A brings an action against B for infringement of a patent. B defends on the ground that the alleged patent was void and obtains judgment. A brings an action for infringement of the same patent against C who seeks to interpose the judgment in favor of B as res judicata, but setting up no relation with B.

I gather that Judge Hastie would say that A has had his day in court, has lost and should not have another chance. On this I should, as at present advised, disagree. The hypothetical case put is Illustration 10 to Section 93 of the Restatement of Judgments.

My view of the law is that a man having had his day in court is collaterally estopped by the judgment rendered in the lawsuit as against his opponent. He is likewise estopped as to persons sufficiently close to that opponent to make it fair to have the estoppel run against them also. This last phrase is, I take it, what is meant by "privity." Privity states no reason for including or excluding one from the estoppel of a judgment. It is merely a word used to say that the relationship between the one who is a party on the record and another is close enough to include that other within the res judicata.

I think that here the relationship between the operating ship company and the United States was close enough so that what binds one should bind the other and, by the same token, what frees one should free the other as against the same plaintiff. So I think Bruszewski was bound in second suit by the judgment against him in the first.

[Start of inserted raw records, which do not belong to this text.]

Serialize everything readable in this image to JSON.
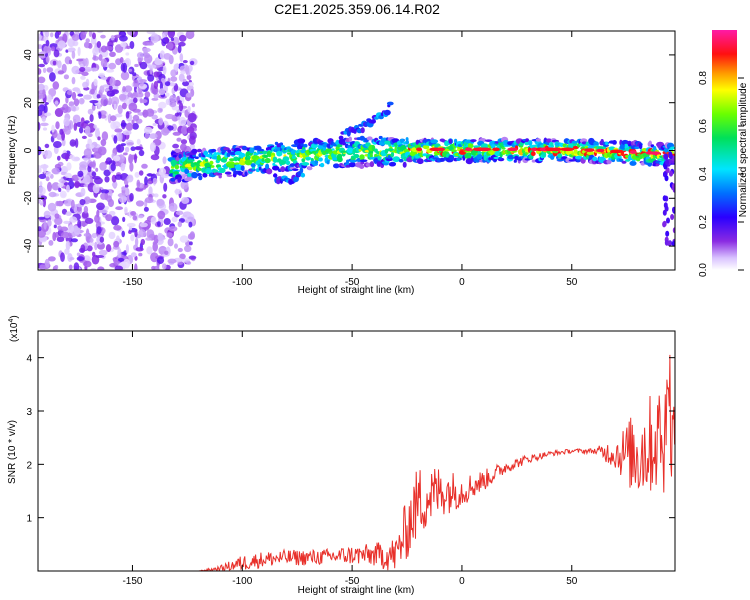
{
  "figure_title": "C2E1.2025.359.06.14.R02",
  "chart_data": [
    {
      "type": "heatmap",
      "panel": "top",
      "title": "C2E1.2025.359.06.14.R02",
      "xlabel": "Height of straight line (km)",
      "ylabel": "Frequency (Hz)",
      "xlim": [
        -193,
        97
      ],
      "ylim": [
        -50,
        50
      ],
      "xticks": [
        -150,
        -100,
        -50,
        0,
        50
      ],
      "yticks": [
        -40,
        -20,
        0,
        20,
        40
      ],
      "colorbar": {
        "label": "Normalized spectral amplitude",
        "range": [
          0,
          1
        ],
        "ticks": [
          "0.0",
          "0.2",
          "0.4",
          "0.6",
          "0.8"
        ],
        "colormap": "rainbow (violet → blue → cyan → green → yellow → red → magenta)"
      },
      "features": [
        {
          "desc": "scattered noise",
          "x_range": [
            -193,
            -122
          ],
          "y_range": [
            -50,
            50
          ],
          "amplitude": 0.15
        },
        {
          "desc": "main track",
          "points": [
            [
              -130,
              -7
            ],
            [
              -100,
              -4
            ],
            [
              -75,
              -2
            ],
            [
              -50,
              -1
            ],
            [
              -25,
              0
            ],
            [
              0,
              0
            ],
            [
              25,
              0
            ],
            [
              50,
              0
            ],
            [
              75,
              -1
            ],
            [
              95,
              -2
            ]
          ],
          "amplitude": 0.6
        },
        {
          "desc": "upper branch",
          "points": [
            [
              -55,
              6
            ],
            [
              -45,
              10
            ],
            [
              -35,
              16
            ],
            [
              -32,
              19
            ]
          ],
          "amplitude": 0.3
        },
        {
          "desc": "lower branch",
          "points": [
            [
              -85,
              -11
            ],
            [
              -80,
              -13
            ],
            [
              -72,
              -9
            ]
          ],
          "amplitude": 0.3
        },
        {
          "desc": "edge streak",
          "x_range": [
            92,
            97
          ],
          "y_range": [
            -40,
            0
          ],
          "amplitude": 0.25
        }
      ]
    },
    {
      "type": "line",
      "panel": "bottom",
      "xlabel": "Height of straight line (km)",
      "ylabel": "SNR (10 * v/v)",
      "y_multiplier": "(x10",
      "y_multiplier_exp": "4",
      "xlim": [
        -193,
        97
      ],
      "ylim": [
        0,
        4.5
      ],
      "xticks": [
        -150,
        -100,
        -50,
        0,
        50
      ],
      "yticks": [
        1,
        2,
        3,
        4
      ],
      "color": "#e8302a",
      "envelope": {
        "x": [
          -193,
          -120,
          -110,
          -100,
          -90,
          -80,
          -70,
          -60,
          -50,
          -40,
          -30,
          -25,
          -20,
          -10,
          0,
          10,
          20,
          30,
          40,
          50,
          60,
          70,
          80,
          90,
          95,
          97
        ],
        "y": [
          0,
          0,
          0.05,
          0.15,
          0.22,
          0.25,
          0.25,
          0.27,
          0.3,
          0.3,
          0.3,
          0.8,
          1.3,
          1.5,
          1.5,
          1.7,
          1.95,
          2.1,
          2.2,
          2.25,
          2.25,
          2.2,
          2.2,
          2.5,
          2.7,
          2.5
        ],
        "noise": [
          0,
          0,
          0.05,
          0.15,
          0.15,
          0.15,
          0.15,
          0.15,
          0.18,
          0.22,
          0.35,
          0.6,
          0.7,
          0.5,
          0.3,
          0.2,
          0.12,
          0.08,
          0.05,
          0.04,
          0.05,
          0.3,
          0.9,
          1.0,
          1.4,
          0.6
        ]
      }
    }
  ]
}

As I read the Restatement of Judgments the views set out above are supported by the propositions stated and discussed in Sections 93 and following. And Grief v. Dullea, 1944, 66 Cal. App. 2d 986, 153 P.2d 581, seems right on the point.

 1

Bruszewski v. Isthmian S. S. Co., 3 Cir., 1947, 163 F.2d 720, affirming D.C.E.D. Pa. 1945, 66 F. Supp. 210, certiorari denied 1948, 333 U.S. 828, 68 S. Ct. 451, 92 L. Ed. 1113

 2

It is also noteworthy, though not decisive, that Bruszewski having sustained a single injury from a single cause and believing two principals responsible for the same negligent conduct might have joined his claim against the United States and that against Isthmian Steamship Company for trial. In such event, a single proof and finding on the principal issue of negligence would have covered both claims. While the claimant was not obliged thus to consolidate his suits, no canon of fairness requires that he be given the special advantage of twice trying the same issue where he did not elect to join them

 3

Although decisions in the converse situation where a finding exonerating a servant of blameworthy conduct is held res judicata in a subsequent action against his master for the servant's alleged wrong may be distinguishable, they look the same way. Portland Gold Mining Company v. Stratton's Independence Ltd., 8 Cir., 1907, 158 F. 63, 16 L.R.A.,N.S., 677; Brobston v. Burgess and Town Council of Borough of Darby, 1927, 290 Pa. 331, 138 A. 849, 54 A.L.R. 1285.

 4

See, for example, the division of the Court of Appeals of New York in Elder v. New York & Pennsylvania Motor Express, Inc., 1940, 284 N.Y. 350, 31 N.E.2d 188, 133 A.L.R. 176

 5

See particularly Bernhard v. Bank of America Nat. Trust & Savings Association, supra, and Coca-Cola Company v. Pepsi-Cola Company, supra

 6

"* * * the question of who is concluded by a judgment has been obscured by the use of the words `privity' and `privies', which in their precise * * * meaning in law are scarcely determinative always of who is and who is not bound by a judgment. Courts have striven sometimes to give effect to the general doctrine that a judgment is only binding between parties and privies by extending the significance of the word `privies' to include relationships not originally embraced in it, whereas the true reason for holding the issues res judicata does not necessarily depend upon privity, but on the policy of the law to end litigation by preventing a party who has had one fair trial of a question of fact from again drawing it into controversy." Taylor v. Sartorious, 1908, 130 Mo.App. 23, 108 S.W. 1089, 1094.

 7

1947, 332 U.S. 155, 67 S. Ct. 1569, 91 L. Ed. 1968, followed in Cosmopolitan Shipping Co. v. McAllister, 1949, 337 U.S. 783, 69 S. Ct. 1317

 8

The district court expressly found that Isthmian Steamship Co. was owner pro hac vice. D.C., 66 F. Supp. 210, 212. This issue was not contested on appeal.